すると、ざっと10件ほどの店がヒットした。その中でも比較的大きめで近いところにある店にピンを打ち、ルートを表示させる。
「どうやら少し歩いたところに精肉店があるようだ。行ってみるか?」
「はい!」
満面の笑顔でシルビアが返事する。
「♪ お・にく! お・にく! お・に〜く〜をた・べ・よう。おう! お・にく! お・にく! ……。」
何か変な歌を唄いながらシルビアが前を歩いている。ご機嫌なのは良いけど、シルビアは道分からないだろ?

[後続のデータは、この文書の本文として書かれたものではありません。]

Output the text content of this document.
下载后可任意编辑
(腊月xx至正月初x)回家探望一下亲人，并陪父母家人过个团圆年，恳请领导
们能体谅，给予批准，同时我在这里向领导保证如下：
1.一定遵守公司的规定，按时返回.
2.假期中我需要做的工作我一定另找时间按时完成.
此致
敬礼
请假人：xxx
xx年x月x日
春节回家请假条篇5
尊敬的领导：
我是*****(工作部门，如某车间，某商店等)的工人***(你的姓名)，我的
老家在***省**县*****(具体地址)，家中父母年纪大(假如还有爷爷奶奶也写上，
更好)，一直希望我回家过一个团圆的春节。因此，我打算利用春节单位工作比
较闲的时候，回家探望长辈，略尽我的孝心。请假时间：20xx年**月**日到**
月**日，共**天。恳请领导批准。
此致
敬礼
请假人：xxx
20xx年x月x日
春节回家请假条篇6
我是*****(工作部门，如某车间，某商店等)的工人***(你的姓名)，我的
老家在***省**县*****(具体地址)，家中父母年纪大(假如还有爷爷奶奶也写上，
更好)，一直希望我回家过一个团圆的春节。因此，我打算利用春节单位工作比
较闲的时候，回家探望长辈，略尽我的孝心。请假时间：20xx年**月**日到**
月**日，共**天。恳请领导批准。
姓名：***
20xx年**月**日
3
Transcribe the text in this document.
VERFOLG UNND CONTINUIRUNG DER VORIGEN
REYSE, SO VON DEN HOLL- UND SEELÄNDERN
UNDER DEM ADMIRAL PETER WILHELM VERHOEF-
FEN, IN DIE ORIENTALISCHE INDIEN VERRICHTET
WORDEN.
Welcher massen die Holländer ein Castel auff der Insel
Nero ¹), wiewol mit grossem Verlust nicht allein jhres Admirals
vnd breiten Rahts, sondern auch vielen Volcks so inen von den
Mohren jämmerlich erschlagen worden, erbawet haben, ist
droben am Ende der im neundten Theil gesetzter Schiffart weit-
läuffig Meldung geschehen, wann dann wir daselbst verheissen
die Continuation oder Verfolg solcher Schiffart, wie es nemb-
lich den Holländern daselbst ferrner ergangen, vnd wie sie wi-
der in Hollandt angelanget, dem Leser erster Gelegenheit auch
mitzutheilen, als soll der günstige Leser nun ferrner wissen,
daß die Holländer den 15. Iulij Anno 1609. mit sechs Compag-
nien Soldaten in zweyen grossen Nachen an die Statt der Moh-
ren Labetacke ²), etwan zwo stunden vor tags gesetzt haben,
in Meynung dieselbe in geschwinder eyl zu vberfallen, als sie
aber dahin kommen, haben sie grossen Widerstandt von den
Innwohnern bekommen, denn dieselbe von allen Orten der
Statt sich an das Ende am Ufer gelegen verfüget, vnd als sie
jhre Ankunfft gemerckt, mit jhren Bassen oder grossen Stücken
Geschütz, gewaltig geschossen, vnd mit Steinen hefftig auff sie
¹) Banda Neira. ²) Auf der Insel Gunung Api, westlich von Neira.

そう思っていたら、やっぱり道を間違えている。それでも、ドンドン先に進むシルビア。
「おい! シルビア! 道間違ってるぞ?」
「へ?」
キョトンとした顔で振り向くシルビア。
「あ、本当ですね。なんだか知らない間に路地に入り込んじゃってますね〜。」
「入り込んじゃってますね〜。じゃないよ。道が分からないのに先に行くからだよ。嬉しいのは分かるけどさ、もうちょっと落ち着こうよ。」
「はーい。」
俯きながら返事しするシルビア。流石にちょっと落ち込んでいるようだな。
俺がシルビアの近くに行こうとしたその時、背中から何かが飛んでくる気配がした。
俺はシルビアを抱きかかえるとその場から跳び退く。
ガッ! 見ると1本の矢が地面に刺さっていた。
矢が飛んできた方向を見ると、建物の上に人影がある。4人……いや5人か。そこには黒ずくめで、フードを深くかぶった奴らがいた。
「タダノ・ヒデオだな。」
そのうちの1人が、俺の名を呼ぶ。名指しと言うことは、どうやら人違いでもなさそうだ。
俺は立ち上がると、シルビアをソフィアにお願いする。
人と戦うのはあまり好きじゃないけど、そうも言っていられないようだな。
何よりシルビアがいる。どういう事情があるにせよ、シルビアがいる時に狙ってきたのは許せない。
「誰だか知らないけど、死ぬ覚悟はできてるんだろうな。」
そう言いながら俺は、収納倉庫から青龍の剣を取り出した。